In all, Rush's blues career is 64 years of the truth, across some 277 recordings and countless live appearances. He's still at it.

"Most guys my age start repeating what other people do," Rush says. "They'll be singing 'Hoochie Coochie Man' to 'Sweet Home Chicago' forever. There's nothing wrong with those songs, but we as a people should always try to create and take it to another level and keep things going strong in your life.

"I'm mixed up in all of this. I love Louis Jordan and I also love B.B. King. I also love Prince and I also love Snoop Dogg. I'm not saying everything they do, especially the rap stuff, but I respect it. And I'm still learning from a lot of areas in life."

Porcupine Meat is so titled after a lyric from the title track, "It's like porcupine meat. Too fat to eat; too lean to throw away."

It's an old saying, Rush says, but a bit of truth people can relate to. "It's like you're in love with someone that don't love you, yet you can't turn them loose because what they do to you is so nice. They ain't good for you, but, hell, they good to you.

"You can't live with it; can't live without it."

The swamp blues track, filled with sensuous Fender Rhodes piano and Rush's rich harmonica playing, follows the album's lead-off track, the swamp rocker "I Don't Want Nobody Hanging Around." All 12 tracks were recorded earlier this spring at The Parlor Recording Studio in New Orleans, a studio used in the past by the likes of The Rolling Stones, T-Bone Burnett, Trombone Shorty and Galactic.

The complete album is an exhibit of what the blues can be in the hands of a master such as Rush. There's the injustice blues of "Got Me Accused," the big-city electric blues of "I Think Your Dress Is Too Short" and guest appearances by Joe Bonamassa, Dave Alvin and Keb' Mo'.

Rush is proud of Porcupine Meat, saying "you can tell when you got a hit record," but he's prouder still that he gets to go out and perform the music he loves to adoring audiences. Even at 82, Rush is going strong, playing more than 200 shows a year, from clubs and theaters to festivals.

And while Rush's career has taken him out of the South -- his early years of touring earned him the title of "King of the Chitlin' Circuit" -- and around the world, he's always happy coming back "home" to the King Biscuit Blues Festival.

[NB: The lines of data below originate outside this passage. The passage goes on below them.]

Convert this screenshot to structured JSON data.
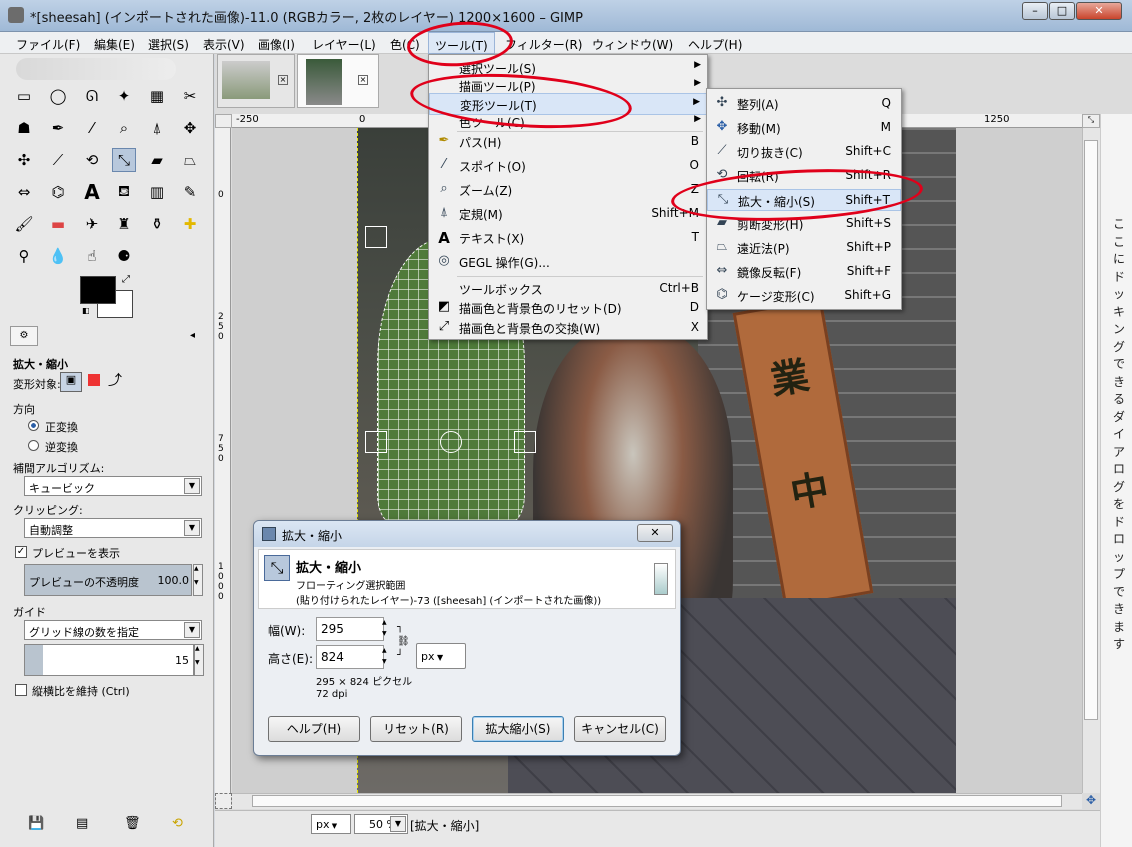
{
  "window": {
    "title": "*[sheesah] (インポートされた画像)-11.0 (RGBカラー, 2枚のレイヤー) 1200×1600 – GIMP",
    "controls": [
      "–",
      "□",
      "✕"
    ]
  },
  "menubar": {
    "items": [
      "ファイル(F)",
      "編集(E)",
      "選択(S)",
      "表示(V)",
      "画像(I)",
      "レイヤー(L)",
      "色(C)",
      "ツール(T)",
      "フィルター(R)",
      "ウィンドウ(W)",
      "ヘルプ(H)"
    ]
  },
  "tools_menu": {
    "items": [
      {
        "label": "選択ツール(S)",
        "submenu": true
      },
      {
        "label": "描画ツール(P)",
        "submenu": true
      },
      {
        "label": "変形ツール(T)",
        "submenu": true
      },
      {
        "label": "色ツール(C)",
        "submenu": true
      },
      {
        "label": "パス(H)",
        "shortcut": "B"
      },
      {
        "label": "スポイト(O)",
        "shortcut": "O"
      },
      {
        "label": "ズーム(Z)",
        "shortcut": "Z"
      },
      {
        "label": "定規(M)",
        "shortcut": "Shift+M"
      },
      {
        "label": "テキスト(X)",
        "shortcut": "T"
      },
      {
        "label": "GEGL 操作(G)...",
        "shortcut": ""
      },
      {
        "label": "ツールボックス",
        "shortcut": "Ctrl+B"
      },
      {
        "label": "描画色と背景色のリセット(D)",
        "shortcut": "D"
      },
      {
        "label": "描画色と背景色の交換(W)",
        "shortcut": "X"
      }
    ]
  },
  "transform_menu": {
    "items": [
      {
        "label": "整列(A)",
        "shortcut": "Q"
      },
      {
        "label": "移動(M)",
        "shortcut": "M"
      },
      {
        "label": "切り抜き(C)",
        "shortcut": "Shift+C"
      },
      {
        "label": "回転(R)",
        "shortcut": "Shift+R"
      },
      {
        "label": "拡大・縮小(S)",
        "shortcut": "Shift+T"
      },
      {
        "label": "剪断変形(H)",
        "shortcut": "Shift+S"
      },
      {
        "label": "遠近法(P)",
        "shortcut": "Shift+P"
      },
      {
        "label": "鏡像反転(F)",
        "shortcut": "Shift+F"
      },
      {
        "label": "ケージ変形(C)",
        "shortcut": "Shift+G"
      }
    ]
  },
  "tool_options": {
    "title": "拡大・縮小",
    "transform_label": "変形対象:",
    "direction_label": "方向",
    "direction_normal": "正変換",
    "direction_reverse": "逆変換",
    "interp_label": "補間アルゴリズム:",
    "interp_value": "キュービック",
    "clipping_label": "クリッピング:",
    "clipping_value": "自動調整",
    "preview_label": "プレビューを表示",
    "opacity_label": "プレビューの不透明度",
    "opacity_value": "100.0",
    "guide_label": "ガイド",
    "guide_value": "グリッド線の数を指定",
    "grid_count": "15",
    "keep_aspect_label": "縦横比を維持 (Ctrl)"
  },
  "ruler": {
    "h_ticks": [
      "-250",
      "0",
      "1250"
    ],
    "v_ticks": [
      "0",
      "2",
      "5",
      "0",
      "7",
      "5",
      "0",
      "1",
      "0",
      "0",
      "0"
    ]
  },
  "dialog": {
    "title": "拡大・縮小",
    "heading": "拡大・縮小",
    "subtitle": "フローティング選択範囲",
    "layer_info": "(貼り付けられたレイヤー)-73 ([sheesah] (インポートされた画像))",
    "width_label": "幅(W):",
    "width_value": "295",
    "height_label": "高さ(E):",
    "height_value": "824",
    "unit": "px",
    "size_text": "295 × 824 ピクセル",
    "dpi_text": "72 dpi",
    "help_button": "ヘルプ(H)",
    "reset_button": "リセット(R)",
    "scale_button": "拡大縮小(S)",
    "cancel_button": "キャンセル(C)"
  },
  "statusbar": {
    "unit": "px",
    "zoom": "50 %",
    "message": "[拡大・縮小]"
  },
  "photo_sign": [
    "業",
    "中"
  ],
  "side_text": "ここにドッキングできるダイアログをドロップできます",
  "colors": {
    "highlight_oval": "#e0001a",
    "menu_hover": "#d9e6f7"
  }
}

"King Biscuit has let me be myself," Rush says. "When I say 'be myself,' I have crossed over with a white audience, but I haven't crossed out the black audience. There are many artists who have crossed over and crossed out. I've been so blessed to cross over. I got one foot over here and one over here. Man, I'm loved from both sides of the fence. I don't know where it comes from. I'm just thanking God for it."